Two terminally-ill teens fall in love in this all-the-feels ‘rom-traum’ from director Justin Baldoni.
The teen-weepie arms race first set in motion by The Fault in Our Stars comes to a head with the weapons-grade tearjerker Five Feet Apart. Telegenic adolescents have been dropping like flies as of late, but Justin Baldoni’s film ups the ante by dealing not just one but both of its leads a life-threatening illness. And because that condition happens to be cystic fibrosis, which makes patients catastrophically susceptible to each other’s germs, all skin-on-skin contact has been medically forbidden.
The same higher truth guiding the epic yearning of Twilight undergirds the story of starstruck crushes Stella (Haley Lu Richardson) and Will (Cole Sprouse): when faced with the choice between a hookup and continued life, high schoolers will always choose the former.
Although a less insufferable entry into this particular subgenre, the now customary “tortured romance too pure to last” routine doesn’t quite work this time around. The film’s main strength is its young leads, both of whom easily clear the bar of ‘passable’ that the script sets for them. Richardson and Sprouse are each saddled with a stock character, yet they enact them with enough skill and earnestness to reestablish why these archetypes have stood the test of time.
He’s the artsy loner with a rebellious side, flouting the rules to gain some semblance of control over a highly regimented life of pill schedules and pre-planned recreation time. She’s the OCD-adjacent Type A personality who clings to the rules at the expense of feeling truly alive.
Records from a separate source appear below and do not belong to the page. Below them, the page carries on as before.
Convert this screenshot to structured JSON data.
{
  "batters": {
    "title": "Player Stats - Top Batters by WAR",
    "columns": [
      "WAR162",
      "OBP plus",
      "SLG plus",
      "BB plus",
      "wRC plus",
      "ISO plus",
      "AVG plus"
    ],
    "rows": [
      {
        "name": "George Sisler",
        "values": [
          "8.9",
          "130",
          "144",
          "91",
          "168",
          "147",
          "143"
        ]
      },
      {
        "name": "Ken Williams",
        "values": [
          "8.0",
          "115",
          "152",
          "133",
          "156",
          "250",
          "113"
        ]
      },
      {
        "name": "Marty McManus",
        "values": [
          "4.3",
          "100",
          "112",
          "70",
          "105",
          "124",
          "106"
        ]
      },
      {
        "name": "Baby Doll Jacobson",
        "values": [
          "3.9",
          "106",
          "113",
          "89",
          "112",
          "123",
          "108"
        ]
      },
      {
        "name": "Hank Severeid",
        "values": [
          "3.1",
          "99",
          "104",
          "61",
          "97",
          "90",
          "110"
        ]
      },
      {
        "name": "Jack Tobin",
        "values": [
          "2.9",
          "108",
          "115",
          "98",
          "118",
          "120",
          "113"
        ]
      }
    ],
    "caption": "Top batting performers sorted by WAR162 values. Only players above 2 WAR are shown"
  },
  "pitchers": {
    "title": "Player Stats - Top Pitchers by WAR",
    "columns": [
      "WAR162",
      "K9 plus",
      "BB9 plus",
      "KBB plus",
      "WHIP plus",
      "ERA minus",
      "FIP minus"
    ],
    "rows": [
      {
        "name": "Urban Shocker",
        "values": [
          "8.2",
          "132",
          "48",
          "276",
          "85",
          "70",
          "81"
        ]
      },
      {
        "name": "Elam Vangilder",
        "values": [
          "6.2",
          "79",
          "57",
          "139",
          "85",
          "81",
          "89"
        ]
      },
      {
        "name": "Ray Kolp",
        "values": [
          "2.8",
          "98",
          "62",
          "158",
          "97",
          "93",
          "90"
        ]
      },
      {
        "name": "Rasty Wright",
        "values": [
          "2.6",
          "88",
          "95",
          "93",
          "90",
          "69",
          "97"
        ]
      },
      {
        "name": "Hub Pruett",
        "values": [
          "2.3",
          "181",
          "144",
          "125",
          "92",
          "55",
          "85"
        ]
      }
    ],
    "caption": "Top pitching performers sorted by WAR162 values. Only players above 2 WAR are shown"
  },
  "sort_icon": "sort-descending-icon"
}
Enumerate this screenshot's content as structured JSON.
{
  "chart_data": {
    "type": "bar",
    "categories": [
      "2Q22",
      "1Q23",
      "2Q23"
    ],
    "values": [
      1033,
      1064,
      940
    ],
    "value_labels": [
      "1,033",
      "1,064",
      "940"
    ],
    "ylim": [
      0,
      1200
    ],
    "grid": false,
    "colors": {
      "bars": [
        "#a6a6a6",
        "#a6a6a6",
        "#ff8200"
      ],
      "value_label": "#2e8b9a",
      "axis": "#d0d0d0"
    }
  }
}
We know all this because the characters define themselves this way nearly verbatim, but meant-to-be is meant-to-be, and the actors make us want them to be happy.
The goodwill built up by Sprouse (who’s doing James Dean in scare quotes) and Richardson (who keeps teaching audiences that sunny girls with bubbly dispositions can nonetheless contain profundity and depth of feeling) goes a long way, but not far enough to absolve the film of its many minor sins. Among them: a gay BFF disposed of when the descending arc of the plot calls for it; a black nurse who is made to utter the phrase, “Oh, hell naw!”; and dialogue that may have very well been written by Gmail’s auto-suggestion feature. We may want to overlook these things, but that doesn’t mean that they’re not there.
The rom-com genre succeeds primarily on the basis of giving its audience what they already know they want, and its distant cousin the rom-traum follows the same rubric. This film is a delivery system for pathos, a machine that creates sentiment, and it performs its intended function smoothly. Still, like Stella and Will, we’re left wanting something more. These kids can’t settle for surviving – they have to live. Yet just as they deserve a fuller life, we deserve a fuller piece of art.